Check in. Move in. Talk to my new oncologist, Onk. It looks like I have a subset of AML called Acute Myeloid/myelomonocytic Leukemia. My teeth are shown to the intern and resident as a textbook example of this subtype of AML.

Onk looks at my wound from surgery. It's swollen and tender. She goes through the basics of this cancer and it looks like I'll be here for a few months.

Now it's Sunday. Kym stayed in my room with me last night to help me with things. It hurts to walk and I'm tethered to an IV a good portion of the day and night so it's nice to have someone around. I got one IV jack in my wrist and pricked for blood in my arms twice yesterday. Woken up at 0200 for a change in anti-biotics and a read of my vitals. Woken up again at 0530 for some more blood work. Woken up later for a re-check of vitals. Woken up around 0730 when the kitchen called to get my breakfast order. Woke up for real sometime later and ate some tasty breakfast. It's tasty and good.

Some oxycodone, anti-biotics, another blood prick, and a few hours later and here I sit in my chair.

Taken a bit by surprise by all of this, but ready to take it on. They want an ultrasound of my heart soon and I'm hoping to get a blood spigot in my chest soon so I don't have to worry about so many needles all the time. They want to draw blood every day, but with a blood spigot, they can just draw it from the tap!
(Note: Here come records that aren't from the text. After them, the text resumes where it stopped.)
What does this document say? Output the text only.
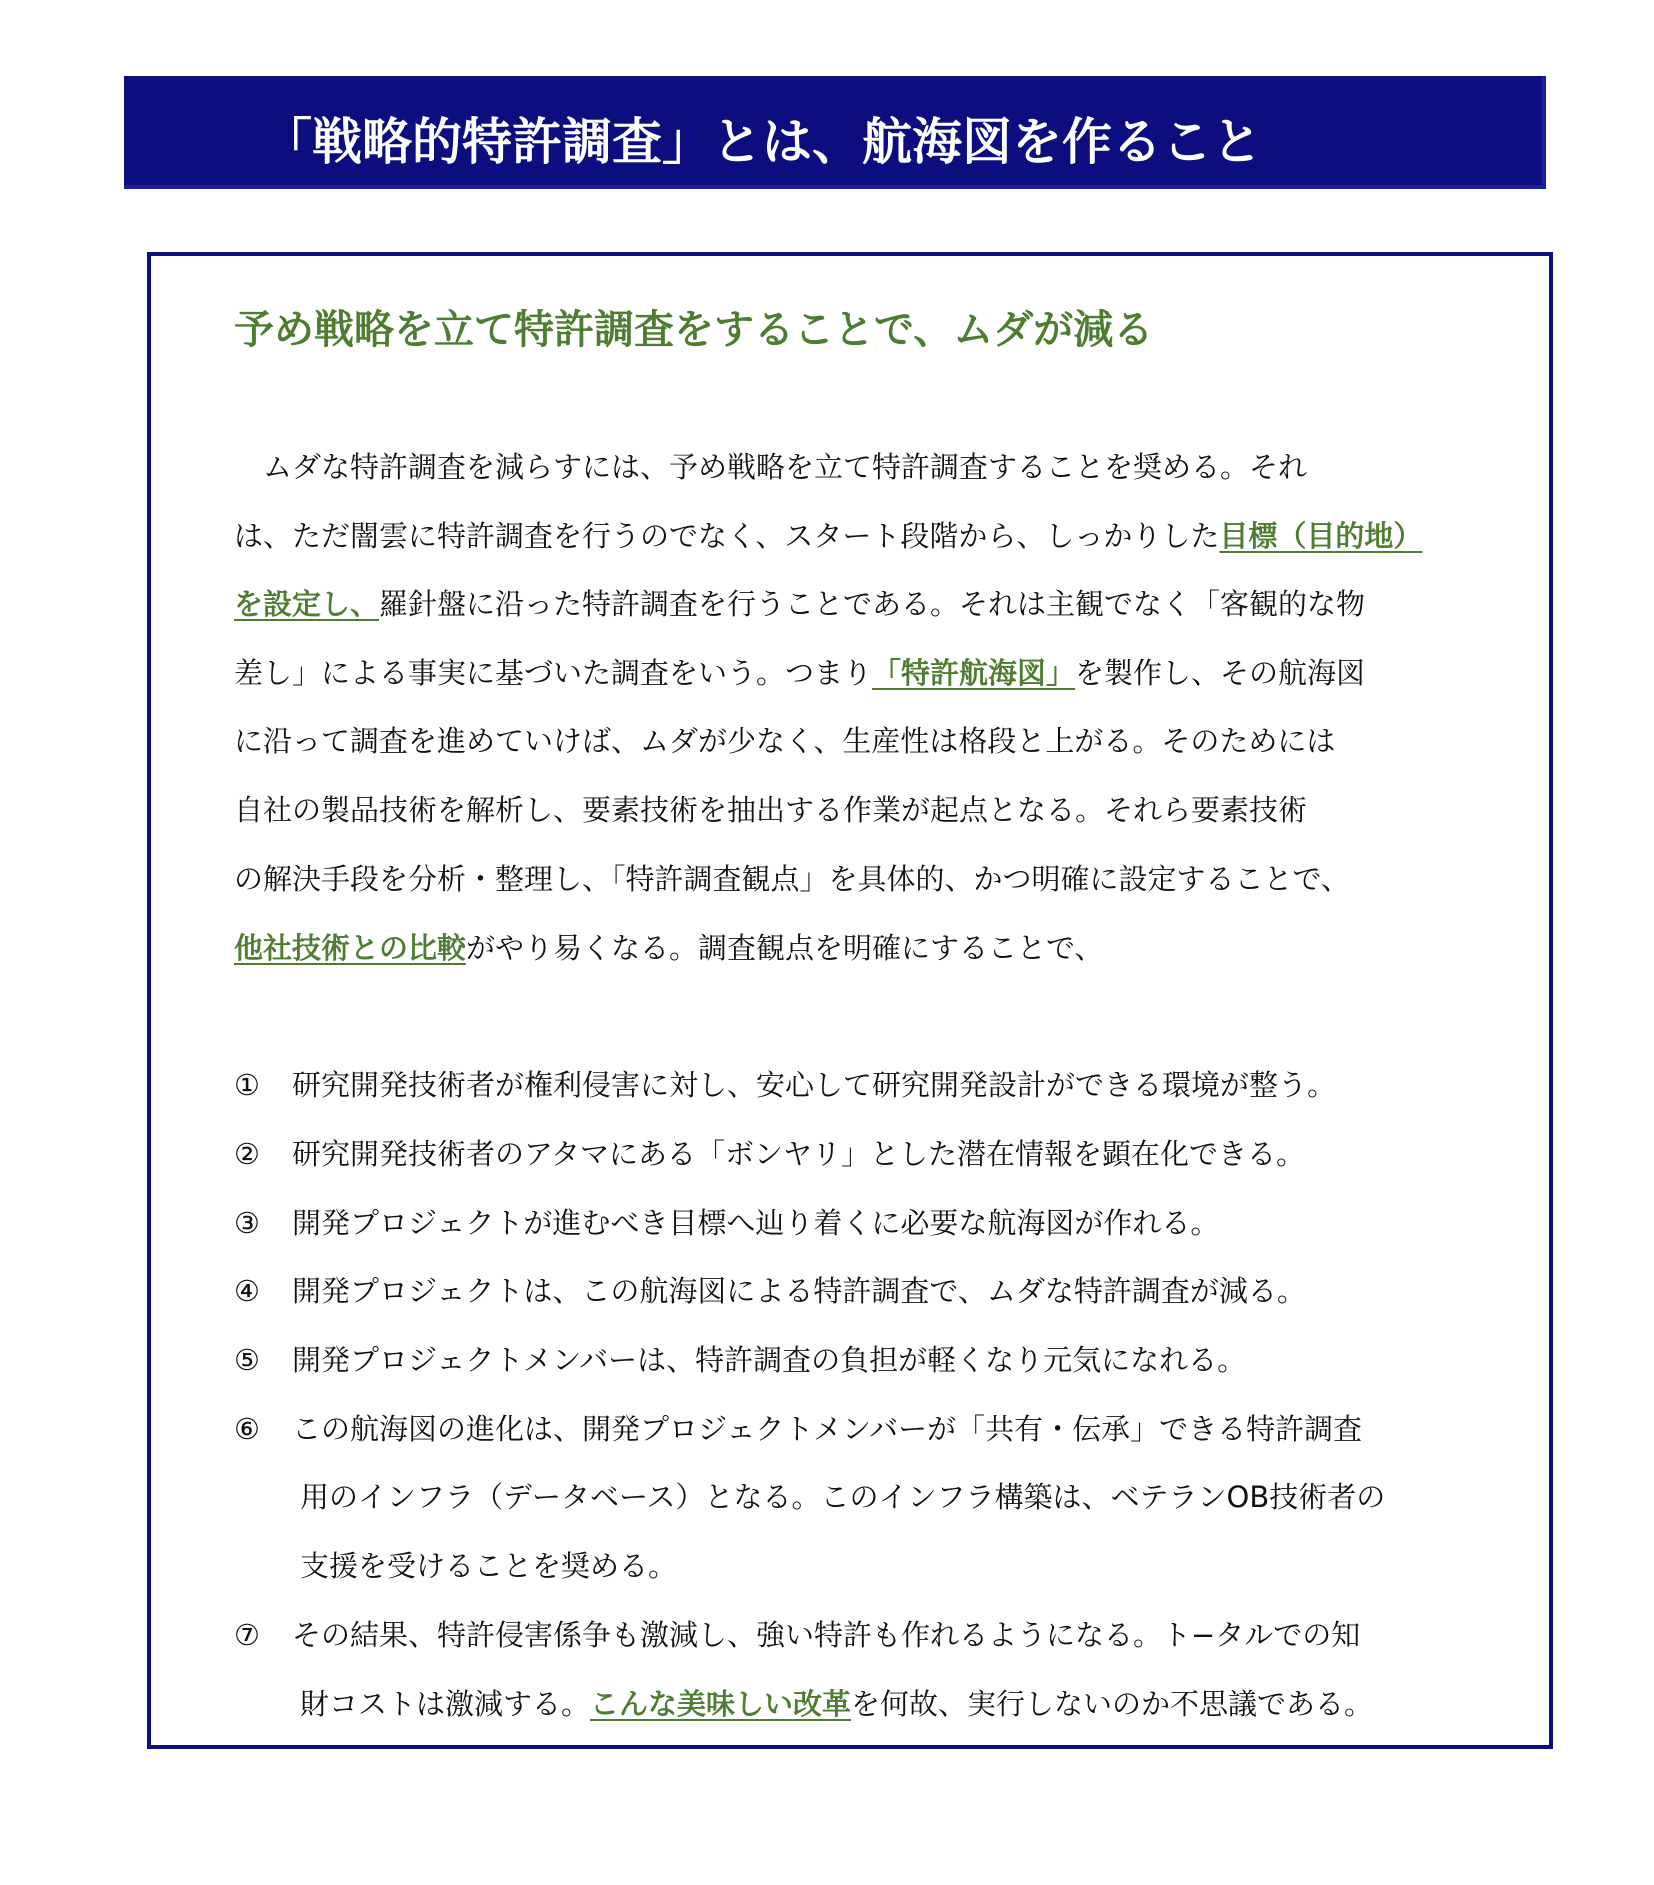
「戦略的特許調査」とは、航海図を作ること
予め戦略を立て特許調査をすることで、ムダが減る
　ムダな特許調査を減らすには、予め戦略を立て特許調査することを奨める。それ
は、ただ闇雲に特許調査を行うのでなく、スタート段階から、しっかりした目標（目的地）
を設定し、羅針盤に沿った特許調査を行うことである。それは主観でなく「客観的な物
差し」による事実に基づいた調査をいう。つまり「特許航海図」を製作し、その航海図
に沿って調査を進めていけば、ムダが少なく、生産性は格段と上がる。そのためには
自社の製品技術を解析し、要素技術を抽出する作業が起点となる。それら要素技術
の解決手段を分析・整理し、「特許調査観点」を具体的、かつ明確に設定することで、
他社技術との比較がやり易くなる。調査観点を明確にすることで、
① 研究開発技術者が権利侵害に対し、安心して研究開発設計ができる環境が整う。
② 研究開発技術者のアタマにある「ボンヤリ」とした潜在情報を顕在化できる。
③ 開発プロジェクトが進むべき目標へ辿り着くに必要な航海図が作れる。
④ 開発プロジェクトは、この航海図による特許調査で、ムダな特許調査が減る。
⑤ 開発プロジェクトメンバーは、特許調査の負担が軽くなり元気になれる。
⑥ この航海図の進化は、開発プロジェクトメンバーが「共有・伝承」できる特許調査
用のインフラ（データベース）となる。このインフラ構築は、ベテランOB技術者の
支援を受けることを奨める。
⑦ その結果、特許侵害係争も激減し、強い特許も作れるようになる。ト−タルでの知
財コストは激減する。こんな美味しい改革を何故、実行しないのか不思議である。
Blood on tap is always better than in a bottle anyway, unless it's from a field mouse.

2 comments:

Anonymous said...

Bulwyf-
I'm a friend of Lisa Ortiz, and I am SO sorry to hear about your cancer. My son was diagnosed with AML when he was five-and-a-half months old, so I have seen firsthand what you are going through. You have a great spirit and I know you, too, will kick this cancer's ass. In the meantime I am passing on the honorary nickname "chemo-sabe" to you. It served my son well, but now it's yours. Also, a fun thing to do- we had a betting pool running with the nurses on when my son would lose his hair. Just a thought. Oh! And while you are stuck inpatient, the BEST thing to do is get in tight with the nurses. We always used to bring them cookies or cakes every couple of days to give them a little extra lift during that long ass 12 hr shift. They were extremely grateful and in return they went above and beyond for us on several occasions. Hang in there, and remember: "That which does not kill me only makes me want to kill more." Hang in there, sweetpea!
-Amanda Winn Lee

Derfel Cadarn said...

Love the code names, especially your user name. Thanks for taking the time to explain it all, saving me from having to Google it...You come from a long line of tough people, so kicking this thing's ass will just be one more thing to add to your resume/legend (think along Chuck Norris lines). Cool blog. Good writing, too.